If the politicians didn’t like the idea of forcing generations of students to pay for today’s crumbling walls and ceilings, it also scared the spreadsheets out of the bureaucrats.
"Our operations have been undermanned for so long that we’re at the point of drowning, basically," Tom Katsuyoshi, director of Manoa’s Facilities Management Office said. "If you give us more money to try to take care of the deferred maintenance backlog without the personnel to do it, we’re dead. You’re destining us for failure."
If all that was the tough part of shoving the boulder up the hill, here comes the part where it rolls back down.
In December, the UH Office of Internal Audit sent the UH regents an audit reviewing the UH’s current construction and repair and maintenance programs.
The study found that most of the work was done late and for more money than had been budgeted.
Also, UH most of the time can’t "recover costs for consultant or contractor work product errors or delays resulting in increased cost project costs."
"Office of Facilities Management procurement process lacks management and monitoring guidelines as well as goals and objectives to ensure that the CIP procurement process is performed timely and effectively from construction initiation to completion," the audit said.
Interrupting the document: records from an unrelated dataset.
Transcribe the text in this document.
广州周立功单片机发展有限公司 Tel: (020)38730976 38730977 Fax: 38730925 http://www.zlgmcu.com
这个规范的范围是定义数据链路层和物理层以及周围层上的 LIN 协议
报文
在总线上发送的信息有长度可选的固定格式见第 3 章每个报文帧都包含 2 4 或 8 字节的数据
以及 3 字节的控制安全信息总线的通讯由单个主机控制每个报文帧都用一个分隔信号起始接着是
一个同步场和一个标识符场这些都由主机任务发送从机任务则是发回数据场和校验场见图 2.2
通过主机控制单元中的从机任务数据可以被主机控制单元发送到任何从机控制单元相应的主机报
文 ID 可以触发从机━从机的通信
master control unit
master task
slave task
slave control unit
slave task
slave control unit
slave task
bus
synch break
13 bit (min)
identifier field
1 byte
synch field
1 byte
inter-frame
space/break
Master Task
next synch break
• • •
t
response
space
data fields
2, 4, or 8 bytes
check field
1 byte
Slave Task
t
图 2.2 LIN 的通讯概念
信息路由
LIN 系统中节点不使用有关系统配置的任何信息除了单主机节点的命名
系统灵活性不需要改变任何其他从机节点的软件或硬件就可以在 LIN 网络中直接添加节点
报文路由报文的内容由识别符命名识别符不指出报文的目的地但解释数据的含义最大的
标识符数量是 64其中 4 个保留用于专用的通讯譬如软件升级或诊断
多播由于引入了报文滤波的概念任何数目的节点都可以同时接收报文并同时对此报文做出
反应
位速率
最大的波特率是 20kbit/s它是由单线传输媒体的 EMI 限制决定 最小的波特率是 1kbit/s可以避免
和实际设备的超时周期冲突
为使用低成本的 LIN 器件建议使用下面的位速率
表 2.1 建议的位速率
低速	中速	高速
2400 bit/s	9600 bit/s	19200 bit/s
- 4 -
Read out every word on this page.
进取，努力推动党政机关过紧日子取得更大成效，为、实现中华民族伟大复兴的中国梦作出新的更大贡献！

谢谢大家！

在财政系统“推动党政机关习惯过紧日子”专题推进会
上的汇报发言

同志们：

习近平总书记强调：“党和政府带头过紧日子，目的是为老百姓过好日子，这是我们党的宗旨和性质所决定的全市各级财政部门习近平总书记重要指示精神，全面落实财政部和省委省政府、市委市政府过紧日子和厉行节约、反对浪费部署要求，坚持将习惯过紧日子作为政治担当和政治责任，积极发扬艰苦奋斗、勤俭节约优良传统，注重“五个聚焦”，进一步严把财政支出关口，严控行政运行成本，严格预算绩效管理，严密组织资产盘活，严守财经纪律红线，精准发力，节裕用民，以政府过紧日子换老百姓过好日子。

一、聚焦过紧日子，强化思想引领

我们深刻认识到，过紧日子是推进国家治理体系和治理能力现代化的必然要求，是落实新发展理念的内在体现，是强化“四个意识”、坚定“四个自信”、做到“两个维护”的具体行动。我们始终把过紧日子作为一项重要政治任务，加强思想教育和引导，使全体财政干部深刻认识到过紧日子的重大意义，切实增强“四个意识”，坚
The audit listed 17 construction projects ranging from stabilizing the UH-Manoa quarry wall to renovating the women’s locker rooms and expanding the Nagatani Academic Center at UH. Each project cost more than budgeted.
That was the rock rushing past you on its journey back down the hill.
The report finally concludes that the UH Office of Facilities Management does not "update building condition assumptions (adjust the remaining useful life of a building component such as a roof) or periodically validate historical information" in its facilities database.
"Accordingly, the reported $407 million in deferred maintenance backlog may not be accurate," the report said.
So just like the Donald Rumsfeld quote that "There are things we do not know we don’t know," the UH repair and maintenance problem may an unfathomable abyss of unknown costs.
And that is the rock back at the bottom of the hill.